It didn’t get much attention over the weekend, but, in his interview with “60 Minutes,” President Barack Obama described Osama bin Laden as a leader of a global “jihad.” That’s a word that he and his advisers generally avoid.
“For us to be able to definitively say, ‘We got the man who caused thousands of deaths here in the United States and who had been the rallying point for a violent extremist jihad around the world’ was something that I think all of us were profoundly grateful to be a part of,” Obama said. He didn’t repeat the term during the exchange CBS broadcast Sunday night.
Pundits and journalists frequently refer to bin Laden and his followers as “jihadists,” but Obama and his team have been loathe to use that kind of terminology.

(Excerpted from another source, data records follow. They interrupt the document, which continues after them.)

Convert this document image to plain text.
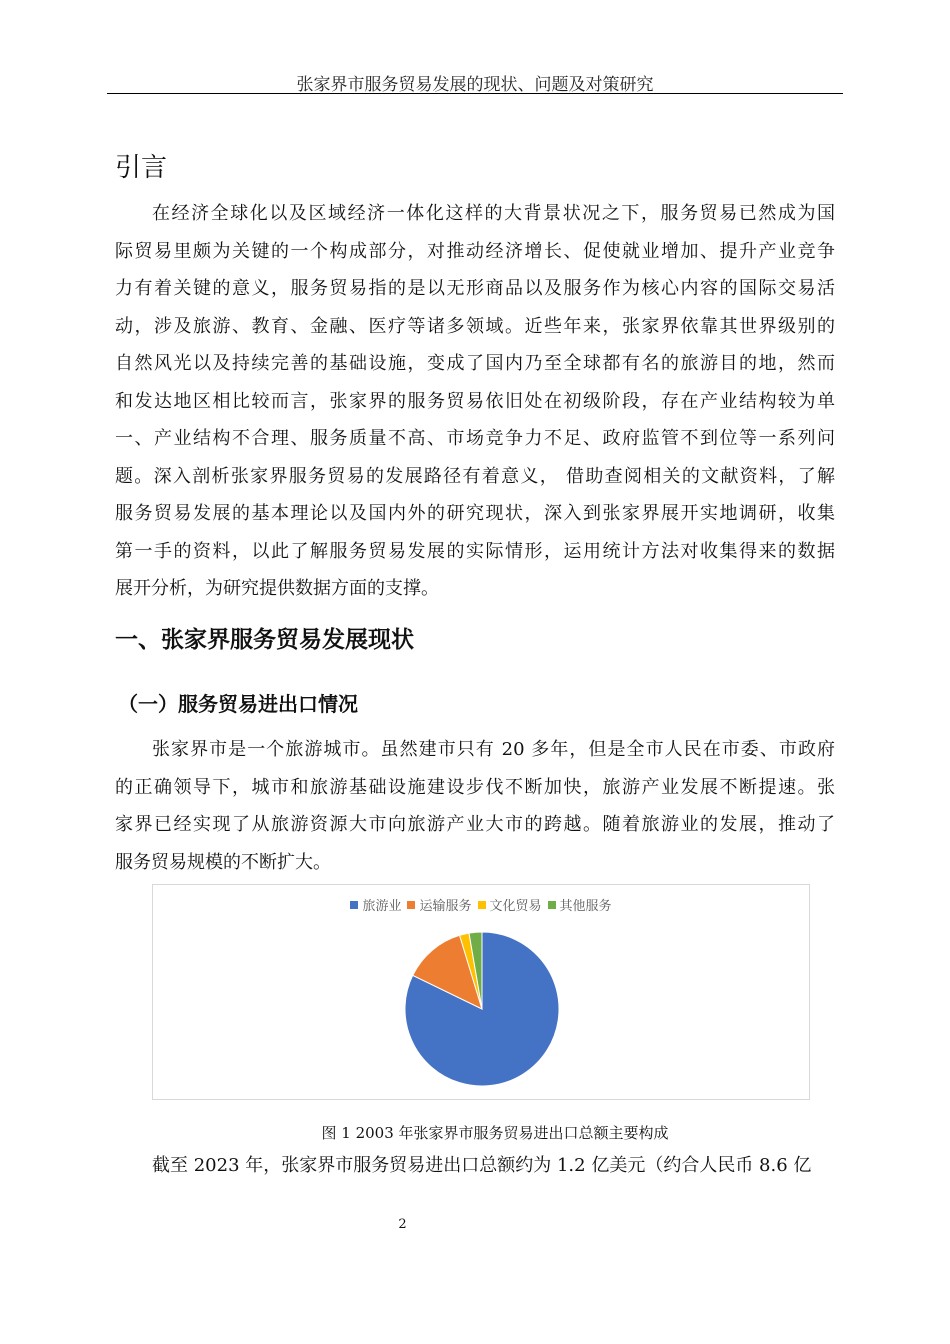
张家界市服务贸易发展的现状、问题及对策研究
引言
在经济全球化以及区域经济一体化这样的大背景状况之下，服务贸易已然成为国
际贸易里颇为关键的一个构成部分，对推动经济增长、促使就业增加、提升产业竞争
力有着关键的意义，服务贸易指的是以无形商品以及服务作为核心内容的国际交易活
动，涉及旅游、教育、金融、医疗等诸多领域。近些年来，张家界依靠其世界级别的
自然风光以及持续完善的基础设施，变成了国内乃至全球都有名的旅游目的地，然而
和发达地区相比较而言，张家界的服务贸易依旧处在初级阶段，存在产业结构较为单
一、产业结构不合理、服务质量不高、市场竞争力不足、政府监管不到位等一系列问
题。深入剖析张家界服务贸易的发展路径有着意义， 借助查阅相关的文献资料，了解
服务贸易发展的基本理论以及国内外的研究现状，深入到张家界展开实地调研，收集
第一手的资料，以此了解服务贸易发展的实际情形，运用统计方法对收集得来的数据
展开分析，为研究提供数据方面的支撑。
一、张家界服务贸易发展现状
（一）服务贸易进出口情况
张家界市是一个旅游城市。虽然建市只有 20 多年，但是全市人民在市委、市政府
的正确领导下，城市和旅游基础设施建设步伐不断加快，旅游产业发展不断提速。张
家界已经实现了从旅游资源大市向旅游产业大市的跨越。随着旅游业的发展，推动了
服务贸易规模的不断扩大。
旅游业 运输服务 文化贸易 其他服务
图 1 2003 年张家界市服务贸易进出口总额主要构成
截至 2023 年，张家界市服务贸易进出口总额约为 1.2 亿美元（约合人民币 8.6 亿
2
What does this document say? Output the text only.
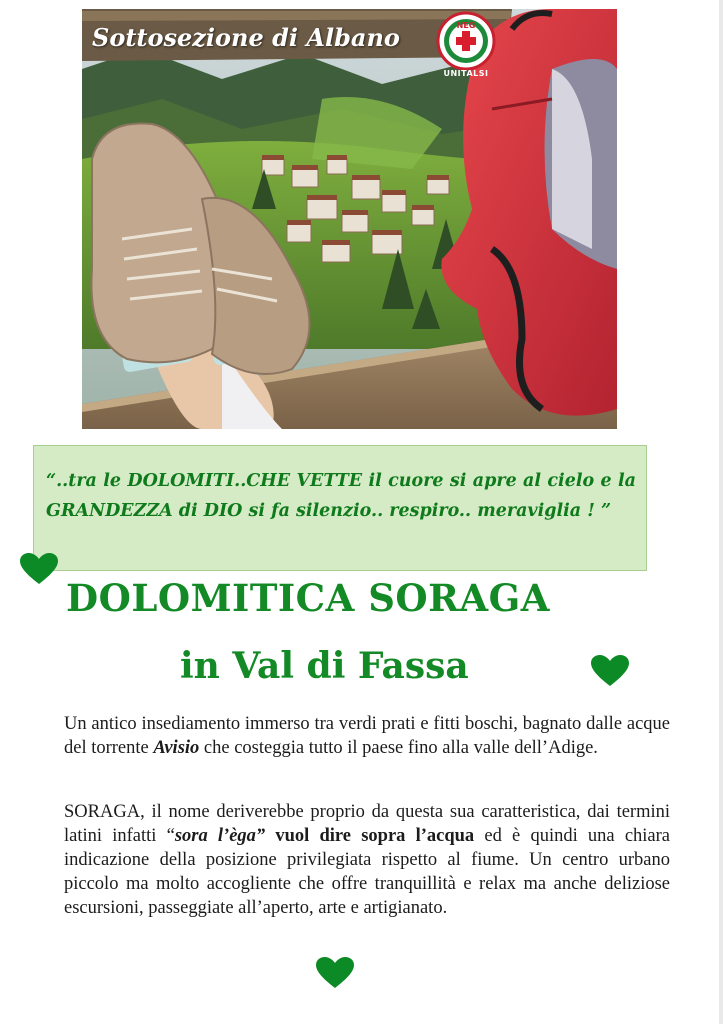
Sottosezione di Albano	NEG
UNITALSI

“..tra le DOLOMITI..CHE VETTE il cuore si apre al cielo e la GRANDEZZA di DIO si fa silenzio.. respiro.. meraviglia ! ”

DOLOMITICA SORAGA
in Val di Fassa

Un antico insediamento immerso tra verdi prati e fitti boschi, bagnato dalle acque del torrente Avisio che costeggia tutto il paese fino alla valle dell’Adige.

SORAGA, il nome deriverebbe proprio da questa sua caratteristica, dai termini latini infatti “sora l’èga” vuol dire sopra l’acqua ed è quindi una chiara indicazione della posizione privilegiata rispetto al fiume. Un centro urbano piccolo ma molto accogliente che offre tranquillità e relax ma anche deliziose escursioni, passeggiate all’aperto, arte e artigianato.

“Nor does President Obama see this challenge as a fight against ‘jihadists,’” Deputy National Security Adviser John Brennan said in an August 2009 speech. “Describing terrorists in this way—using a legitimate term, ‘jihad,’ meaning to purify oneself or to wage a holy struggle for a moral goal—risks giving these murderers the religious legitimacy they desperately seek but in no way deserve. Worse, it risks reinforcing the idea that the United States is somehow at war with Islam itself. And this is why President Obama has confronted this perception directly and forcefully in his speeches to Muslim audiences, declaring that America is not and never will be at war with Islam.”
Brennan made a similar point in a May 2010 address where he said the administration’s policy was not to refer to members of Al Qaeda and related groups as “jihadists” or “Islamists.”
“Jihad is a holy struggle, a legitimate tenet of Islam, meaning to purify oneself or one’s community, and there is nothing holy or legitimate or Islamic about murdering innocent men, women and children,” Brennan said. “Indeed, characterizing our adversaries this way would actually be counterproductive. It would play into the false perception that they are religious leaders defending a holy cause, when in fact they are nothing more than murderers, including the murder of thousands upon thousands of Muslims.”
All of which makes it somewhat odd that Obama would use his first on-air question and answer with CBS’s Steve Kroft to refer to bin Laden as leading a “jihad.”
During his trip to India last year, Obama himself was asked directly about the use of the term “jihad” and “jihadi.”
“The phrase ‘jihad’ has a lot of meanings within Islam and is subject to a lot of different interpretations,” the president said. He went on to talk of isolating “those who have these distorted notions of religious war.”